First, **virtual environments are a leaky abstraction** and deeply ingrained in
the Python psyche: _create_, _activate_, _install_, _run_. Their historical
"cost" has forced us to treat them as entities that must be managed explicitly.
In fact, an entire ecosystem of tooling and best practices are oriented around
supporting long-lived environments, rather than something more ephemeral. End
users separately _create_ and then _mutate_ virtual environments with low-level
tools like `pip`. The manual nature and overhead of these steps encourages
sharing environments across projects.

Second, **only Python packages could historically specify their dependencies**.
Lots of data science code lives in notebooks, not packages, and there has not
been a way to specify dependencies for standalone scripts without external
files (e.g., `requirements.txt`).

*Aligning of the stars*

Two key ideas have changed my perspective on this problem and inspired **juv**:

- **Virtual environments are now "cheap"**. If you'd asked me a year ago, I
would have said virtual environments were a necessary evil.
[uv](https://peps.python.org/pep-0723/) is such a departure from the status quo
that it forces us to rethink best practices. Environments are now created
faster than JupyterLab starts - why keep them around at all?

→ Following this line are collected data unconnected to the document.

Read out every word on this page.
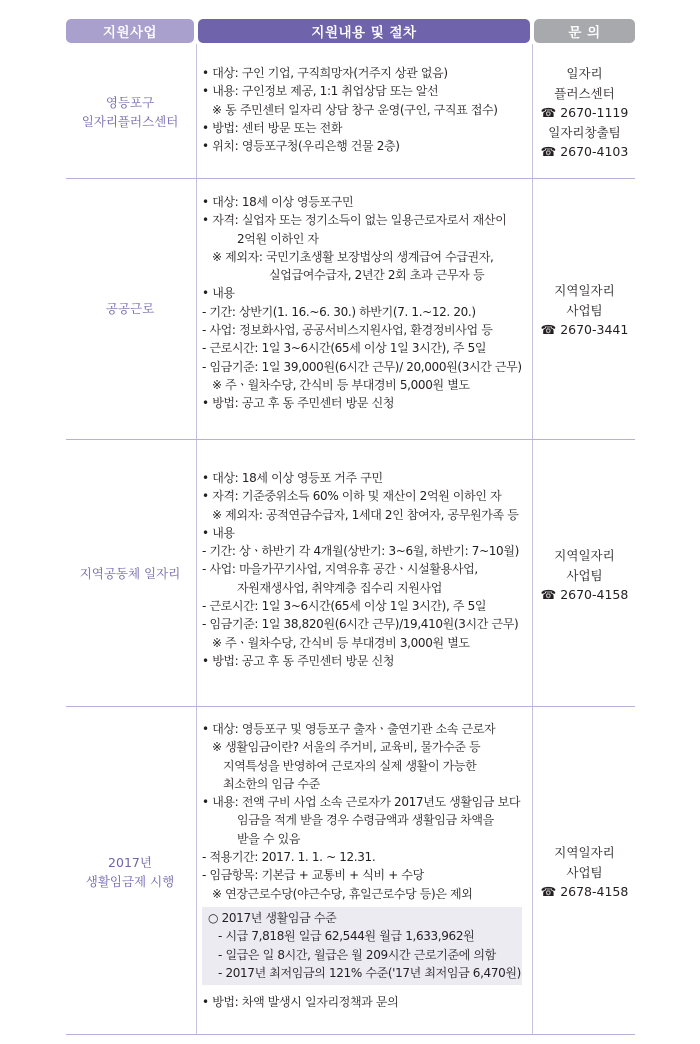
지원사업	지원내용 및 절차	문 의
영등포구
일자리플러스센터
• 대상: 구인 기업, 구직희망자(거주지 상관 없음)
• 내용: 구인정보 제공, 1:1 취업상담 또는 알선
※ 동 주민센터 일자리 상담 창구 운영(구인, 구직표 접수)
• 방법: 센터 방문 또는 전화
• 위치: 영등포구청(우리은행 건물 2층)
일자리
플러스센터
☎ 2670-1119
일자리창출팀
☎ 2670-4103
공공근로
• 대상: 18세 이상 영등포구민
• 자격: 실업자 또는 정기소득이 없는 일용근로자로서 재산이
2억원 이하인 자
※ 제외자: 국민기초생활 보장법상의 생계급여 수급권자,
실업급여수급자, 2년간 2회 초과 근무자 등
• 내용
- 기간: 상반기(1. 16.~6. 30.) 하반기(7. 1.~12. 20.)
- 사업: 정보화사업, 공공서비스지원사업, 환경정비사업 등
- 근로시간: 1일 3~6시간(65세 이상 1일 3시간), 주 5일
- 임금기준: 1일 39,000원(6시간 근무)/ 20,000원(3시간 근무)
※ 주ㆍ월차수당, 간식비 등 부대경비 5,000원 별도
• 방법: 공고 후 동 주민센터 방문 신청
지역일자리
사업팀
☎ 2670-3441
지역공동체 일자리
• 대상: 18세 이상 영등포 거주 구민
• 자격: 기준중위소득 60% 이하 및 재산이 2억원 이하인 자
※ 제외자: 공적연금수급자, 1세대 2인 참여자, 공무원가족 등
• 내용
- 기간: 상ㆍ하반기 각 4개월(상반기: 3~6월, 하반기: 7~10월)
- 사업: 마을가꾸기사업, 지역유휴 공간ㆍ시설활용사업,
자원재생사업, 취약계층 집수리 지원사업
- 근로시간: 1일 3~6시간(65세 이상 1일 3시간), 주 5일
- 임금기준: 1일 38,820원(6시간 근무)/19,410원(3시간 근무)
※ 주ㆍ월차수당, 간식비 등 부대경비 3,000원 별도
• 방법: 공고 후 동 주민센터 방문 신청
지역일자리
사업팀
☎ 2670-4158
2017년
생활임금제 시행
• 대상: 영등포구 및 영등포구 출자ㆍ출연기관 소속 근로자
※ 생활임금이란? 서울의 주거비, 교육비, 물가수준 등
지역특성을 반영하여 근로자의 실제 생활이 가능한
최소한의 임금 수준
• 내용: 전액 구비 사업 소속 근로자가 2017년도 생활임금 보다
임금을 적게 받을 경우 수령금액과 생활임금 차액을
받을 수 있음
- 적용기간: 2017. 1. 1. ~ 12.31.
- 임금항목: 기본급 + 교통비 + 식비 + 수당
※ 연장근로수당(야근수당, 휴일근로수당 등)은 제외
○ 2017년 생활임금 수준
- 시급 7,818원 일급 62,544원 월급 1,633,962원
- 일급은 일 8시간, 월급은 월 209시간 근로기준에 의함
- 2017년 최저임금의 121% 수준('17년 최저임금 6,470원)
• 방법: 차액 발생시 일자리정책과 문의
지역일자리
사업팀
☎ 2678-4158
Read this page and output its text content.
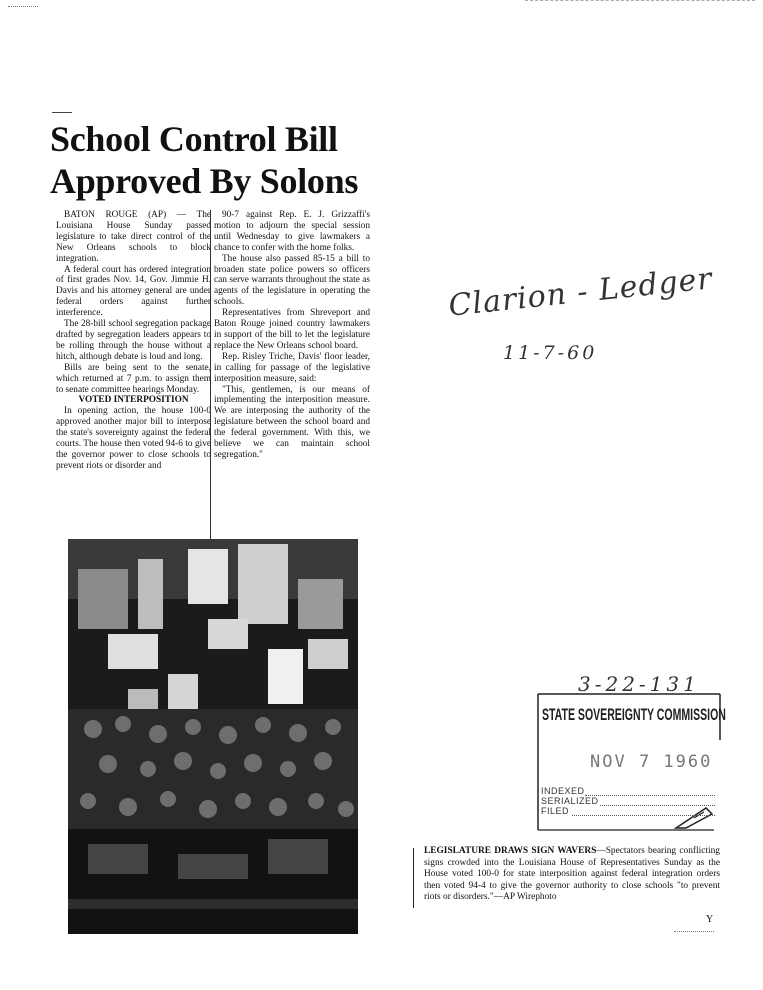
School Control Bill
Approved By Solons

BATON ROUGE (AP) — The Louisiana House Sunday passed legislature to take direct control of the New Orleans schools to block integration.

A federal court has ordered integration of first grades Nov. 14, Gov. Jimmie H. Davis and his attorney general are under federal orders against further interference.

The 28-bill school segregation package drafted by segregation leaders appears to be rolling through the house without a hitch, although debate is loud and long.

Bills are being sent to the senate, which returned at 7 p.m. to assign them to senate committee hearings Monday.

VOTED INTERPOSITION

In opening action, the house 100-0 approved another major bill to interpose the state's sovereignty against the federal courts. The house then voted 94-6 to give the governor power to close schools to prevent riots or disorder and

90-7 against Rep. E. J. Grizzaffi's motion to adjourn the special session until Wednesday to give lawmakers a chance to confer with the home folks.

The house also passed 85-15 a bill to broaden state police powers so officers can serve warrants throughout the state as agents of the legislature in operating the schools.

Representatives from Shreveport and Baton Rouge joined country lawmakers in support of the bill to let the legislature replace the New Orleans school board.

Rep. Risley Triche, Davis' floor leader, in calling for passage of the legislative interposition measure, said:

"This, gentlemen, is our means of implementing the interposition measure. We are interposing the authority of the legislature between the school board and the federal government. With this, we believe we can maintain school segregation."

Clarion - Ledger
11-7-60
3-22-131
STATE SOVEREIGNTY COMMISSION
NOV 7 1960
INDEXED
SERIALIZED
FILED
LEGISLATURE DRAWS SIGN WAVERS—Spectators bearing conflicting signs crowded into the Louisiana House of Representatives Sunday as the House voted 100-0 for state interposition against federal integration orders then voted 94-4 to give the governor authority to close schools "to prevent riots or disorders."—AP Wirephoto
Y
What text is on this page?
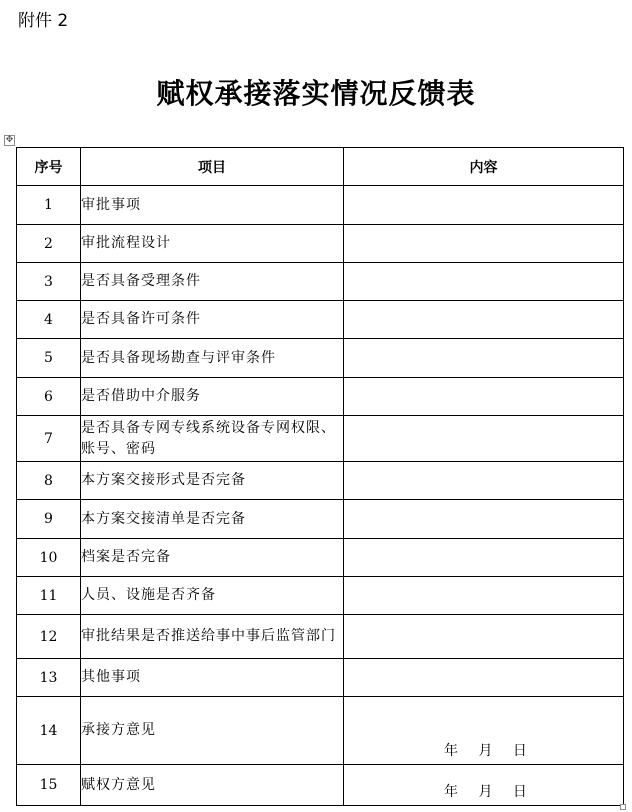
附件 2
赋权承接落实情况反馈表
✥
序号	项目	内容
1	审批事项	
2	审批流程设计	
3	是否具备受理条件	
4	是否具备许可条件	
5	是否具备现场勘查与评审条件	
6	是否借助中介服务	
7	是否具备专网专线系统设备专网权限、账号、密码	
8	本方案交接形式是否完备	
9	本方案交接清单是否完备	
10	档案是否完备	
11	人员、设施是否齐备	
12	审批结果是否推送给事中事后监管部门	
13	其他事项	
14	承接方意见	年 月 日

15	赋权方意见	年 月 日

- **PEP 723**. [Inline script metadata](https://peps.python.org/pep-0723/)
introduces a standard way to specify dependencies in standalone Python scripts.
A single file can now contain everything needed to run it, without relying on
external files like `requirements.txt` or `pyproject.toml`. 

So, what if:

- _Environments were disposable by default?_
- _Notebooks could specify their own dependencies?_

This is the vision of **juv**

> [!NOTE]
> Dependency management is just one challenge for notebook reproducibility
> (non-linear execution being another). **juv** aims to solve this specific
> pain point for the existing ecosystem. I'm personally excited for initiatives
> that [rethink notebooks](https://marimo.io/blog/lessons-learned) from the
> ground up and make a tool like **juv** obsolete.

## How

[PEP 723 (inline script metadata)](https://peps.python.org/pep-0723) allows
specifying dependencies as comments within Python scripts, enabling
self-contained, reproducible execution. This feature could significantly
improve reproducibility in the data science ecosystem, since many analyses are
shared as standalone code (not packages). However, _a lot_ of data science code
lives in notebooks (`.ipynb` files), not Python scripts (`.py` files).

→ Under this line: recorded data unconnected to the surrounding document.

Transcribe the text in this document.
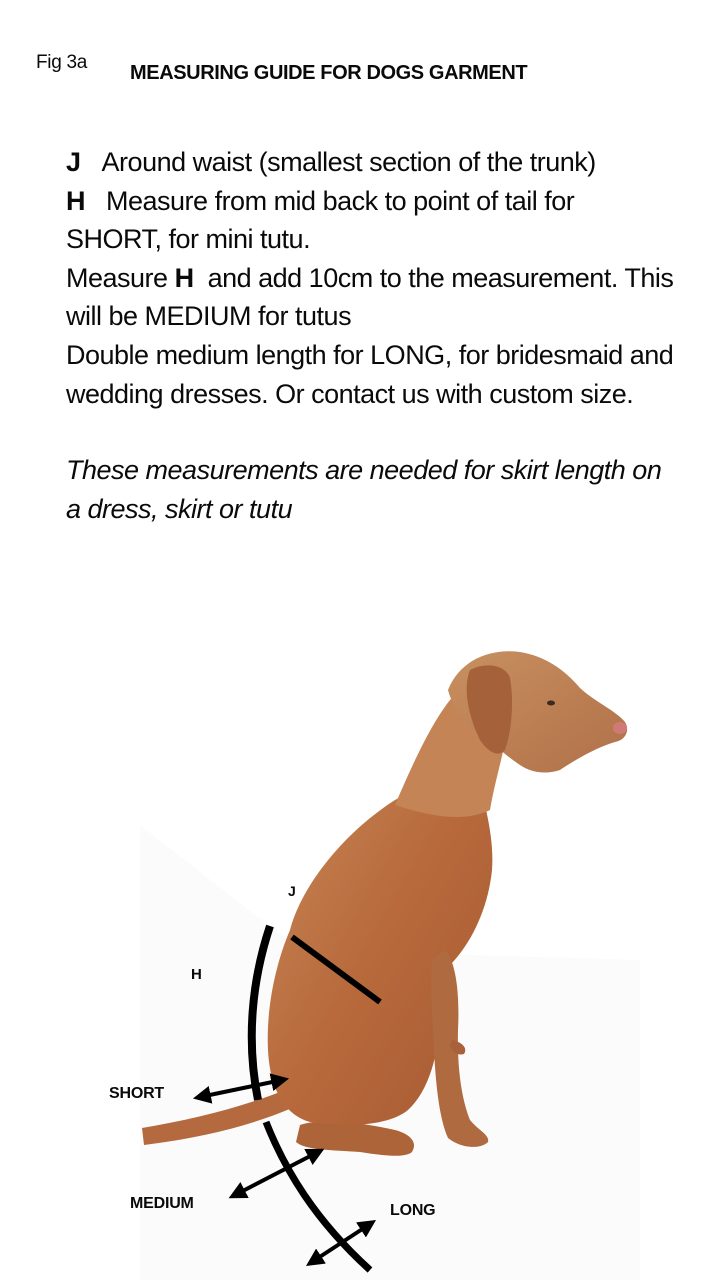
Fig 3a MEASURING GUIDE FOR DOGS GARMENT

J Around waist (smallest section of the trunk)

H Measure from mid back to point of tail for SHORT, for mini tutu.

Measure H and add 10cm to the measurement. This will be MEDIUM for tutus

Double medium length for LONG, for bridesmaid and wedding dresses. Or contact us with custom size.

These measurements are needed for skirt length on a dress, skirt or tutu

J
H
SHORT
MEDIUM	LONG
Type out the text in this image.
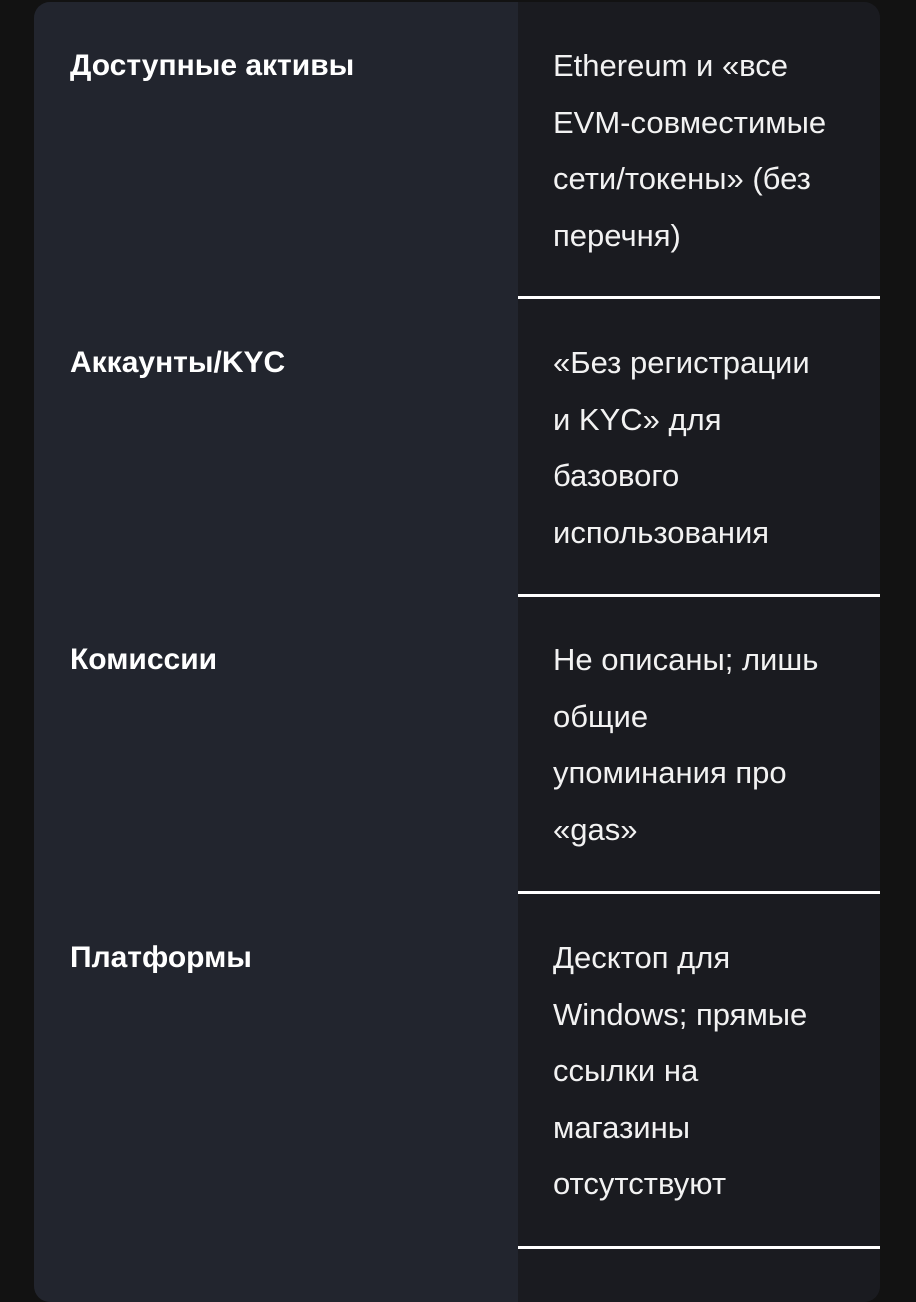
Доступные активы	Ethereum и «все
EVM-совместимые
сети/токены» (без
перечня)
Аккаунты/KYC	«Без регистрации
и KYC» для
базового
использования
Комиссии	Не описаны; лишь
общие
упоминания про
«gas»
Платформы	Десктоп для
Windows; прямые
ссылки на
магазины
отсутствуют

**juv** bridges this gap by:

- Extending PEP 723-style metadata support from `uv` to Jupyter notebooks
- Launching Jupyter sessions for various notebook front ends (e.g., JupyterLab, Notebook, NbClassic) with the specified dependencies

It's a simple Python script that parses the notebook and starts a Jupyter
session with the specified dependencies (piggybacking on `uv`'s existing
functionality).

## Alternatives

`juv` is opinionated and might not suit your preferences. That's ok! `uv` is
super extensible, and I recommend reading the wonderful
[documentation](https://docs.astral.sh/uv) to learn about its primitives.

For example, you can achieve a similar workflow using the `--with-requirements`
flag:

```sh
uvx --with-requirements=requirements.txt --from=jupyter-core --with=jupyterlab jupyter lab notebook.ipynb
```

While slightly more verbose and breaking self-containment, this approach
totally works and saves you from installing another dependency.